Thursday, April 08, 2010

Creek Walking

William and I walked along our creek yesterday, he in his rubber boots and with a fish net and bucket. I had a large coffee can to collect the broken glass that washes down the creek and gets lodged in the mud. Occasionally, I'll find horn coral to add to our "natural history museum". Water skippers were observed and formed a basis for discussion about habitats and why the skippers were only found around water.  Bent over the clear water, William called out that he'd found a fish.

Now, our creek is several feet deep in places where natural dams are formed, but mostly, it is a quickly running shallow stream. Sure enough, however, he'd netted a Etheostoma spectabile or Orangethroat darter. He put this in his bucket with some water. A little while later, he brought his net over, showing me with remorse that he'd found another - and accidentally stepped on it in trying to find it.  It was dead. William felt so bad about it, he was still hanging his head at dinner when we discussed our finds with the rest of the family. Still, the fact that the fish was now dead and could be closely inspected helped in our identification.

We learned that these fish need insects to live, so back down to the creek we went to dump the live one back where it belonged.  Science class in action.

"Aunt Mary", a bantam hen, had so many eggs under her that she had to spread out like a jet plane to cover them all.  "Aunt Rita", her sister, thought she could help by stealing a few of her eggs. Actually, Aunt Rita wanted to steal ALL of the eggs one day when I lifted Mary to check on how many eggs remained, and if any were cracked. She had no reservation about sneaking right in there to settle on the nest.  Later, I noticed that Mary had ousted Rita and reclaimed her babies, but Rita had somehow stolen away four eggs and now lay peaceably next to Mary. The two sisters are "due" in two weekends. The babies are promised upon "weaning" to a friend.

William and I painted some of our black board fence yesterday.


pita-woman said...

horn coral??
Loved wading in a creek when I was a kid looking for crawdads, always barefoot though. Nowadays, considering the crud that's found in the waterways, I don't know if I'd brave it.

Junosmom said...

There is a photo here of the type I often find, though of course not as big.
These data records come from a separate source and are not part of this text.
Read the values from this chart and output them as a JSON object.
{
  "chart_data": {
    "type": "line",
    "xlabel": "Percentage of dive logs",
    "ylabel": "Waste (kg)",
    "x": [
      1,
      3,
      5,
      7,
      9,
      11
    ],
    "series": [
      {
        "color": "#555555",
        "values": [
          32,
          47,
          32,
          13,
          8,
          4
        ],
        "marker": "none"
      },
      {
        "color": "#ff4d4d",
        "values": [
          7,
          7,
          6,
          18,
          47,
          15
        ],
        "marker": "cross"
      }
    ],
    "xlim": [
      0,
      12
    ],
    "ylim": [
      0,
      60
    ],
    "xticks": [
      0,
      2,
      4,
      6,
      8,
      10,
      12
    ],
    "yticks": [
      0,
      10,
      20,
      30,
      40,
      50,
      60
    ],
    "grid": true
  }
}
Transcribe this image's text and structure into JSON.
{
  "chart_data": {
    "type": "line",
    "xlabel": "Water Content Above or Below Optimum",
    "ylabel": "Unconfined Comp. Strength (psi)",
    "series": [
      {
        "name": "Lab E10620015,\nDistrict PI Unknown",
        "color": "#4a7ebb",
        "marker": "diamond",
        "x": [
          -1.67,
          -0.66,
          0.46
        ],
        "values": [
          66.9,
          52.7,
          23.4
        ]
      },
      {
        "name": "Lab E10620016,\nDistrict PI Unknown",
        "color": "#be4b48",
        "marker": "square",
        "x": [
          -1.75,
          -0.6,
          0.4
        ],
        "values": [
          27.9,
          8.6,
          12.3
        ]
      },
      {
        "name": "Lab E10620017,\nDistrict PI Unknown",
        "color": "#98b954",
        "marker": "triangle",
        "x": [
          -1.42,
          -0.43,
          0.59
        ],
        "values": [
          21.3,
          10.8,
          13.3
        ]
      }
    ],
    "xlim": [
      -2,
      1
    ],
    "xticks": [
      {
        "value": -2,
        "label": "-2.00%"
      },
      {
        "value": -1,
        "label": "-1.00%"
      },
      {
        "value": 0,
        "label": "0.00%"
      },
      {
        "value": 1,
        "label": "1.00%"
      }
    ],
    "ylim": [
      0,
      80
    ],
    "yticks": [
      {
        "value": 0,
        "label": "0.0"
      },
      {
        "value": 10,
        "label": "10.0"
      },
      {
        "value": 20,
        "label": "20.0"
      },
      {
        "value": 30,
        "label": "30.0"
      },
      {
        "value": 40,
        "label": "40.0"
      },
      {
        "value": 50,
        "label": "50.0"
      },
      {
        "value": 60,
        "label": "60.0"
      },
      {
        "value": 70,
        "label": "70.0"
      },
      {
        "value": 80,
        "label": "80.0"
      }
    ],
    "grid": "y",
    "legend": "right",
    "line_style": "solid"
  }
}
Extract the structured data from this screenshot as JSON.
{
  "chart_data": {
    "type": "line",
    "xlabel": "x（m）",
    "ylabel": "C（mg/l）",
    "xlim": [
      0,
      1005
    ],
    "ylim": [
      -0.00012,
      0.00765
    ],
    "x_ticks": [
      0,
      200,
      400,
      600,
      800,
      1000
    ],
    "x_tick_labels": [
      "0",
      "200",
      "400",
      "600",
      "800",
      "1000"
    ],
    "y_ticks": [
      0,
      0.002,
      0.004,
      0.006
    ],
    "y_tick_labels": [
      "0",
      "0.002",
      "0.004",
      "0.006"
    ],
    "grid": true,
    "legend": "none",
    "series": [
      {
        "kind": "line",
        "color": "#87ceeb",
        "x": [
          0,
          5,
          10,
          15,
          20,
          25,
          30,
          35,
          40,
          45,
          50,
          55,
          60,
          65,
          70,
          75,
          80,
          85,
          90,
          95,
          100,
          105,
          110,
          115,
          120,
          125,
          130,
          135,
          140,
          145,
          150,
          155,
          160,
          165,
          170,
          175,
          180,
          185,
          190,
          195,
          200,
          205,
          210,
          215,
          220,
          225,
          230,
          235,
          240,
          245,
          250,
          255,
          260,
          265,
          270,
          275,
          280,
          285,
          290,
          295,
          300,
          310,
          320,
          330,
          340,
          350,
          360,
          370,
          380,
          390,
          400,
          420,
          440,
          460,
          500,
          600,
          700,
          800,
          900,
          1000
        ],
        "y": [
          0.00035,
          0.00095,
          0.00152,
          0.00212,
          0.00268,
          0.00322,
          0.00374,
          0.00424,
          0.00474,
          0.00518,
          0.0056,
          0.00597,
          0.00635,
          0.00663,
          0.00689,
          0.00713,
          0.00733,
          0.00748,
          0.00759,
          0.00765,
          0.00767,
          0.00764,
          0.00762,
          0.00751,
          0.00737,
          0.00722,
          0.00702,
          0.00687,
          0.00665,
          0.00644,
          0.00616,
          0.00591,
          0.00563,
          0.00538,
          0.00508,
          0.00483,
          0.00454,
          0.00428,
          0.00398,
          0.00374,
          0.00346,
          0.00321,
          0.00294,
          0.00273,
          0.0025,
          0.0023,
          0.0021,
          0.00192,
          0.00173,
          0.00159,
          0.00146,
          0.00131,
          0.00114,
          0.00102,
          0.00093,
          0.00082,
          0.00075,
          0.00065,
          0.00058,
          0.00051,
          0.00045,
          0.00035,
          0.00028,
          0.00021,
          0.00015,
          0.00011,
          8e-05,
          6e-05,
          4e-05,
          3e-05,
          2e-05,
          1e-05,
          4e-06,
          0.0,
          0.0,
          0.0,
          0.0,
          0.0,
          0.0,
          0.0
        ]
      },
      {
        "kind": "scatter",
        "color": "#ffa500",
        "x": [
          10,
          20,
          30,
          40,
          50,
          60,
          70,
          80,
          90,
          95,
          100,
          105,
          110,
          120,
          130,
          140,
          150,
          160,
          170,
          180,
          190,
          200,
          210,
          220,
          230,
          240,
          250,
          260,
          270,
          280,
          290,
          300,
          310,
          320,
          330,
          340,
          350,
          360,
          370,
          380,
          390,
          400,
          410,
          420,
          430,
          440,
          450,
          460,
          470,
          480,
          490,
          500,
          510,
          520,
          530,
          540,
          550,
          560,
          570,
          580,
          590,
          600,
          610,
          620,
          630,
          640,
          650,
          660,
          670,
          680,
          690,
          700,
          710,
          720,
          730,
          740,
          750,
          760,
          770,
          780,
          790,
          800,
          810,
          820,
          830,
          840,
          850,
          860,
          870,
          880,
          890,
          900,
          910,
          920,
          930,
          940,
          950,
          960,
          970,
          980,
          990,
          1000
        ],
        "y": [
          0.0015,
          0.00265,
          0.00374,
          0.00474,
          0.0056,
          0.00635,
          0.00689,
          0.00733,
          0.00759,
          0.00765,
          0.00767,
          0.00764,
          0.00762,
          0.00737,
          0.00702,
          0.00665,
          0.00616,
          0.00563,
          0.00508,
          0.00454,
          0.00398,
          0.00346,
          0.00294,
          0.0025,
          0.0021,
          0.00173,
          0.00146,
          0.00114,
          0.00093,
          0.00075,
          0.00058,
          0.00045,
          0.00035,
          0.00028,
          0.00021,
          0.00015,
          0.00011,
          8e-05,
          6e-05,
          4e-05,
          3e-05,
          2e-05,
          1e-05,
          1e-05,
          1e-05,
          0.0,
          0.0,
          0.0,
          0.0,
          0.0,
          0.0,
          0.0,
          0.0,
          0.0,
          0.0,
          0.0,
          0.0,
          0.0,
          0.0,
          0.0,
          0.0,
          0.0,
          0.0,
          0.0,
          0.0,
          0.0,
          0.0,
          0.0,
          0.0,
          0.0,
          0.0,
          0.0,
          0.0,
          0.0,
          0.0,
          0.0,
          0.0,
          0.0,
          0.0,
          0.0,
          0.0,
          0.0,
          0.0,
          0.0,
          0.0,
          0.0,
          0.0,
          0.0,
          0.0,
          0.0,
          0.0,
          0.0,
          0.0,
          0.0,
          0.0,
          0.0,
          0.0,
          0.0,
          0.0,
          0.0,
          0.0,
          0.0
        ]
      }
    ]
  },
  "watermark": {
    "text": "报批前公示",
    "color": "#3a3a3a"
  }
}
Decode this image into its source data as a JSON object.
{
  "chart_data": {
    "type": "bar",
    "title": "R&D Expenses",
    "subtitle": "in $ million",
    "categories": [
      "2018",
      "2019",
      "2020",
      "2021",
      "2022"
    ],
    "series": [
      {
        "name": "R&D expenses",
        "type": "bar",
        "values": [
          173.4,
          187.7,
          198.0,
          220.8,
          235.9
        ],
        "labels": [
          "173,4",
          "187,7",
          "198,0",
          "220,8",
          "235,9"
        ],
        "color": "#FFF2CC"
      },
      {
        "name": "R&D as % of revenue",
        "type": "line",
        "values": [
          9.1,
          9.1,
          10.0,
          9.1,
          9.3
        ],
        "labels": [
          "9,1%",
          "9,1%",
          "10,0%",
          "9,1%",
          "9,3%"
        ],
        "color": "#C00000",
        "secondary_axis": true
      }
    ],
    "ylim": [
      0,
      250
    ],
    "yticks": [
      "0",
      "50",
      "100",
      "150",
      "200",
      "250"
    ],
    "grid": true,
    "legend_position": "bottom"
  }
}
I have found a few that I thought were large - four inches long or so - but according to this website, they can be 6 feet long!

whitetr6 said...

The very fact that he felt badly about the little fish is a rare quality of caring that I believe will stay with him the rest of his life. Too many kids just don't care. And we all know where that comes from.

Cloudia said...

Wish I could attend your class!

Aloha from Waikiki

Comfort Spiral

Junosmom said...

Whitetr6: He saw the photo of the fish on my blog. "Read it to me" he said. "You didn't tell them I killed the fish, did you?" Such a good heart he has.

Cloudia: I'm sure we could do some science at your place. We were just reading in biology that there are species in Hawaii that exist nowhere else.